Healthy joints move smoothly with the help of synovial fluid, which functions as a lubricant and shock absorber. People suffering from arthritis experience a breakdown in hyaluronic acid, a component of synovial fluid. Joint fluid replacement, also known as hyaluronic acid (HA) injection, consists of injecting a small amount (about 2mL) of this fluid into the joints to lessen joint pain and inflammation. In order to make room for the hyaluronic fluid, a small amount of joint fluid might need to be removed, or aspirated, from the area before the HA injection.

HA injections can be quickly administered in the doctor’s office. Because it has been used for over twenty years, it is usually covered by insurance. Patients receive a weekly injection for one to five weeks, depending on which of the five available treatments is used. They should avoid excessive activities for about two days following the shot, and administer ice treatments in twenty minute intervals. Afterward, patients should engage in a rehabilitation program in order to improve the range of motion and develop muscle strength. This may extend the effectiveness of the treatment, which can be repeated after about six months.

Some possible adverse effects of the treatment include pain and fluid buildup. However, the risks are minimal, and most doctors believe it is worthwhile, especially for those in the early stages of osteoarthritis. While the pain relief from joint fluid replacement is comparable to what a patient might expect from taking nonsteroidal anti-inflammatory drugs (NSAIDs), symptom relief may last up to two years. Plus, joint fluid replacement is generally offered when a patient can no longer tolerate or find relief from NSAIDs. It takes about five weeks for a patient to begin to feel the benefits of HA injections, while corticosteroid injections take only a few days. However, the overuse of corticosteroid treatments could cause cartilage to deteriorate further.

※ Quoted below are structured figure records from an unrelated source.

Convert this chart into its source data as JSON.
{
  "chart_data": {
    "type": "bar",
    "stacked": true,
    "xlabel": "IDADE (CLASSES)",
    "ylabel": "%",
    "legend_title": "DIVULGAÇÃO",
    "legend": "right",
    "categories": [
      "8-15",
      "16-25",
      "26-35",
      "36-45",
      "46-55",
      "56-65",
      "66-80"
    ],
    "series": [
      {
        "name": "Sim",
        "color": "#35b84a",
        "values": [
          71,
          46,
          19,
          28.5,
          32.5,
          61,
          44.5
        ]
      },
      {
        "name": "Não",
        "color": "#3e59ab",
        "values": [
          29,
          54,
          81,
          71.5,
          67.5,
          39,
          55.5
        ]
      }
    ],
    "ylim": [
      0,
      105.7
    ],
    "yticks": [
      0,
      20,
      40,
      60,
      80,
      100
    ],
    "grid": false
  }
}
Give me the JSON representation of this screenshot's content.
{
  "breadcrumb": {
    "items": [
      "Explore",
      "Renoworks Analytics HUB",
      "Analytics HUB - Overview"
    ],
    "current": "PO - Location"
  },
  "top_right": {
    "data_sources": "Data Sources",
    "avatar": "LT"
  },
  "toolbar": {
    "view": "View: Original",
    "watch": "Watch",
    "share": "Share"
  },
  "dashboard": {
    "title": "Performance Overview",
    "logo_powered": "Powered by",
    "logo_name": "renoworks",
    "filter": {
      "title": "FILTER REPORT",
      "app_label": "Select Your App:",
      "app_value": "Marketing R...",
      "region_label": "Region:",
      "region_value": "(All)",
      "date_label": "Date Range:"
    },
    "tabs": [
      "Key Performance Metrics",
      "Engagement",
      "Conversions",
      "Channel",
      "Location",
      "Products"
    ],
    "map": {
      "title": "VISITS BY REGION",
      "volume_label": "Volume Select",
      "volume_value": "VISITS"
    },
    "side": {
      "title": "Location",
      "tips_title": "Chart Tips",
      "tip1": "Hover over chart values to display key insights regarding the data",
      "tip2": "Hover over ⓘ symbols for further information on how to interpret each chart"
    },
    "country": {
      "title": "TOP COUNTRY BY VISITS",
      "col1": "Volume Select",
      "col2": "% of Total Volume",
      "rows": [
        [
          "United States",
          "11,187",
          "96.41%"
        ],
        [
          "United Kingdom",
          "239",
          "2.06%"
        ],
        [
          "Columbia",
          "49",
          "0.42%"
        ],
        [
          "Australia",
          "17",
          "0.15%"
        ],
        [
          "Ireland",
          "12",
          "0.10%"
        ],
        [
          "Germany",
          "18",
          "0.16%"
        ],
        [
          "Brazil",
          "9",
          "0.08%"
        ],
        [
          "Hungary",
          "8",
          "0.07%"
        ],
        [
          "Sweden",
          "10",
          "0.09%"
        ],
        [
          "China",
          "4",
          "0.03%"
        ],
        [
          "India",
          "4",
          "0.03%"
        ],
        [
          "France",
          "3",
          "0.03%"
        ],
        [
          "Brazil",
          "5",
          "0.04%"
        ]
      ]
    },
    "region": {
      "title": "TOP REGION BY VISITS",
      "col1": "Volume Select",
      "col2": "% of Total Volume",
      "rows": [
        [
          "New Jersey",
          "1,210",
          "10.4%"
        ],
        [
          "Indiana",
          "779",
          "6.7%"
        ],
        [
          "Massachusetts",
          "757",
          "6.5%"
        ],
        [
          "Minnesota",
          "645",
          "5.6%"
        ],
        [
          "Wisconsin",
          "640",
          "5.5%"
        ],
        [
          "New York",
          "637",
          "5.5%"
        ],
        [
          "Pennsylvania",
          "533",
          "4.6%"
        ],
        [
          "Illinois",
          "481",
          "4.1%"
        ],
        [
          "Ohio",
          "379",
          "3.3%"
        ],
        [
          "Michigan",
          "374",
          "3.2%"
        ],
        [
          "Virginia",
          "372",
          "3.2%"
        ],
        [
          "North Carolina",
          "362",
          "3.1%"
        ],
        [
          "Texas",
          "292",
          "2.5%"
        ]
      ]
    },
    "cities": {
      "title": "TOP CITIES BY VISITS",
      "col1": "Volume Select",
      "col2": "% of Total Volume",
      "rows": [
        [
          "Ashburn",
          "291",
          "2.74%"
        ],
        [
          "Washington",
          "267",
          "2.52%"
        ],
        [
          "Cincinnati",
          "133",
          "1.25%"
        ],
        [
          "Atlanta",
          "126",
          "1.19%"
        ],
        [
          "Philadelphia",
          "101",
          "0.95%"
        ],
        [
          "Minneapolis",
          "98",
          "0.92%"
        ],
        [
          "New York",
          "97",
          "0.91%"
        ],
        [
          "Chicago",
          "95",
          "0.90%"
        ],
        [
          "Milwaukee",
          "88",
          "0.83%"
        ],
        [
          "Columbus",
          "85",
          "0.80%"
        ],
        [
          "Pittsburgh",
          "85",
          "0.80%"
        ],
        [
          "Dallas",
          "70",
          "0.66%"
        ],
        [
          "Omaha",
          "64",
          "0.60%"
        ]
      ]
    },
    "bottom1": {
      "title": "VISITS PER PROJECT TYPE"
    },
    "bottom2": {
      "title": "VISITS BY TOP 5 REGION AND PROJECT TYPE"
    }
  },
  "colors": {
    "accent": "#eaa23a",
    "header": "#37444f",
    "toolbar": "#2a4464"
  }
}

Patients wishing to avoid surgery may wish to receive joint fluid replacement by Dr. Sammy Masri and follow up with physical therapy for optimal results. Despite some studies claiming the results of joint replacement treatments are minimal, the overall evidence suggests that joint fluid replacement is safe and beneficial for patients suffering from arthritis.


Bellamy N, Campbell J, Robinson V, Gee T, Bourne R, Wells G. Viscosupplementation for the treatment of osteoarthritis of the knee. Cochrane Database Syst Rev. 2006; 19(2): CD005321

Bannuru RR, Schmid CH, Kent DM, Vaysbrot EE, Wong JB, McAlindon TE. Comparative Effectiveness of Pharmacologic Interventions for Knee Osteoarthritis: A Systematic Review and Network Meta-analysis. Ann Intern Med. 2015;162:46–54. doi: 10.7326/M14-1231

Gower T. Hyaluronic Acid Injections for Osteoarthritis. www.arthritis.org. Http://www.arththritis.org/living-with-arthritis/treatments/medication/drug-types/other/hyaluronic-acid-injections.php. Published 2017. Accessed January 2018.

Reid MC. Viscosupplementation for Osteoarthritis: a Primer for Primary Care Physicians. Advances in therapy. 2013;30(11):967-986. doi:10.1007/s12325-013-0068-6.

Wu B. Knee Injections vs. Knee Replacement: What are My Options? Medical News Today. MediLexicon, Intl., 31 May. 2016. Web.